Friday, January 08, 2010

checking out the neighborhood



this enormous sculpture stands at the end of the road which leads away from one of the farms we're looking at. i made husband stop so i could snap a few pictures with the zoom lens from a distance. it stands in all its strangeness on a little hill, with a small shack beside it. i didn't realize it 'til i got the photos home on the computer, but if you look closely down in front just outside that rope that's fencing off the sculpture, there are many little plastic dolls arranged in strange ceremonial homage in the grass.

and just as i was wondering what on earth it was all about, i opened my local newspaper and there was a story about the place. it was done twenty some years ago by an artist named edwin westergren. a swede by birth, he was adopted or at least raised by a family in denmark and ended up on a farm near the large sculpture, making his art. his sons live on the place now, among the now rather overgrown remnants of his sculpture. one son, who looks to be an older man himself from the pictures in the paper, goes around to kindergartens with his soulmate (his words), spreading the joy of native american music to children. as one does if one is an older danish man from the quiet side of the fjord.

it appears we could be moving to an interesting and rather colorful neighborhood. we're taking our favorite polish carpenter (who we would still like to adopt) with us to look at it this weekend, so we're getting closer. we'll just have to hope those people looking at our house this weekend appreciate the new, clean, white, no longer red or artistically balkan, pristine hallway (don't worry, it'll be done by the time they come on sunday). we did leave the maps on the ceiling. we have to have something that's us in this place, we do, after all, live here.



back later with my first week of calendar art journaling and how it's going on that simplicity project. and do be sure to check out the blog camp 365 pool on flickr. it's going very well! and it's not too late for you to join in!

9 comments:

sas said...

i dream of one day owning a house with a downstairs bathroom that i will wallpaper in maps.

Dave King said...

What a marvelous photograph of an equally marvelous sculpture. I would so not have liked to miss it.

will said...

About the sculpture ... where's the "Do not Climb on" or "Do Not Touch" signs? Here we have to have warning signs or labels on just about everything. And if that rope is meant to keep people at a distance that too doesn't pass muster. An 8 ft. high chain link fence is what would happen here.

Other than that the sculpture is kinda neat.

Sorry the arty corner is gone - seems you too have people w/no imagination. (Warning sign optional.)

Unknown said...

I've adored your house from afar for so long but I just know that your new home will fit the new, evolved you so much better.

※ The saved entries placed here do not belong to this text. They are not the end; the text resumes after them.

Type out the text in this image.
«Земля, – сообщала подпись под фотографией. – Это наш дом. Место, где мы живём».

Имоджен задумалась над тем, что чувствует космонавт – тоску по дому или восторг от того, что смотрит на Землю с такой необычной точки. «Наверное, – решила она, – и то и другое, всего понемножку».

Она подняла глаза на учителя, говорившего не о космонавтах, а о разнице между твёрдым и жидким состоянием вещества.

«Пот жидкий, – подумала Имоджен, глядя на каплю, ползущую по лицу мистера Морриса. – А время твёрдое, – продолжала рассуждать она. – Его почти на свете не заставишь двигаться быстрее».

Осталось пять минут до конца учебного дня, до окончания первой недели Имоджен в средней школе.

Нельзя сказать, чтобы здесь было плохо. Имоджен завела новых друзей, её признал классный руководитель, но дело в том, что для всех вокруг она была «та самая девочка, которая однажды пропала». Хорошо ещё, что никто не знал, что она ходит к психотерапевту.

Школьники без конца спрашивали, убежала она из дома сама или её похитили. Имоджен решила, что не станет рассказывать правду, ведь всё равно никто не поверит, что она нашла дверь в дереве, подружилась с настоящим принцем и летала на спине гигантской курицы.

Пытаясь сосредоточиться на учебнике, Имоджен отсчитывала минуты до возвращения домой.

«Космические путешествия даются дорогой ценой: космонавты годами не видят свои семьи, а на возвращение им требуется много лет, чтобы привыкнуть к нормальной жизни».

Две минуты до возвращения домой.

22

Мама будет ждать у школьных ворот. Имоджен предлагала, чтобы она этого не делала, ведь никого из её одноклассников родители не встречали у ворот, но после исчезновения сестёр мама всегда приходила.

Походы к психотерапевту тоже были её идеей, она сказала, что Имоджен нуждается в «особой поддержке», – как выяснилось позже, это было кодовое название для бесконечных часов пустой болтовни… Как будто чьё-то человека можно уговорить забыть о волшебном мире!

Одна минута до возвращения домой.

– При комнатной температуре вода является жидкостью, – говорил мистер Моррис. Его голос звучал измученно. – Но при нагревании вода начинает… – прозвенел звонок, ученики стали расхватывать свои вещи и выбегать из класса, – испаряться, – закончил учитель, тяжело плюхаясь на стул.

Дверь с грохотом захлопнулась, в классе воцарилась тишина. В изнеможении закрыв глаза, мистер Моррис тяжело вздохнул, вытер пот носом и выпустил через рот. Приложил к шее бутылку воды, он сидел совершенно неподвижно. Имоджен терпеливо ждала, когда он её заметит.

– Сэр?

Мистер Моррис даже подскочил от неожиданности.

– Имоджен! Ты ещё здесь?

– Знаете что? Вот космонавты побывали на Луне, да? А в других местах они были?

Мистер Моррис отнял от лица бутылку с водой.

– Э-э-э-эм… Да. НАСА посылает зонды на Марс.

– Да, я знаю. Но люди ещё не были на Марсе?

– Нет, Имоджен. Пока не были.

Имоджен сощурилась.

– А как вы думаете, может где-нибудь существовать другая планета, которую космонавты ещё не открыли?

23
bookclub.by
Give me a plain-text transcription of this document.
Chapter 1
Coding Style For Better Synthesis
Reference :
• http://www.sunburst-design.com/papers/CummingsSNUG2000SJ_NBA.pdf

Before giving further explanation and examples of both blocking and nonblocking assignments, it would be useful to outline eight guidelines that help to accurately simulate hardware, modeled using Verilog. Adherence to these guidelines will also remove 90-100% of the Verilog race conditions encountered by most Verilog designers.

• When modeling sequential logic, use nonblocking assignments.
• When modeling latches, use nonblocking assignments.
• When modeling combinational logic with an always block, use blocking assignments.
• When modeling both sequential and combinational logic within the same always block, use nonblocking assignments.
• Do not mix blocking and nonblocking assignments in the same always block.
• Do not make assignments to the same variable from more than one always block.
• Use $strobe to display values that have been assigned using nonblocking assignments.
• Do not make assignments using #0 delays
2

I wish you happy dreaming as you ponder your new home. : )

Char said...

maps on the ceiling? swoon

dogimo said...

I have to say, it's a striking sculpture. It makes me wonder what it is in monuments that awes us.

I don't think it's great age, necessarily. Nor is it the mysteriousness of the motive in putting it up. A huge and impressive monument is its own justification. If you could ask one of the dudes who put up Stonehenge why they went to the trouble, I bet he'd be a bit hurt, a bit defensive: "You mean, you don't think it's cool?"

I would like to see some public and unmysterious group of people today, put up a circle of giant stone monoliths on some hill.

We could just as easily wonder "what made them do it?"

paris parfait said...

Love that sculpture and the maps on the ceiling!

Teri and her Stylish Adventure Cats said...

Amazing sculpture! One of the joys remembered from our trip to Cornwall was coming upon stone circles 'in the middle of nowhere'. And how fun to read the article right after taking your photos!

Bee said...

Do the figures in the sculpture seem to be beckoning to you?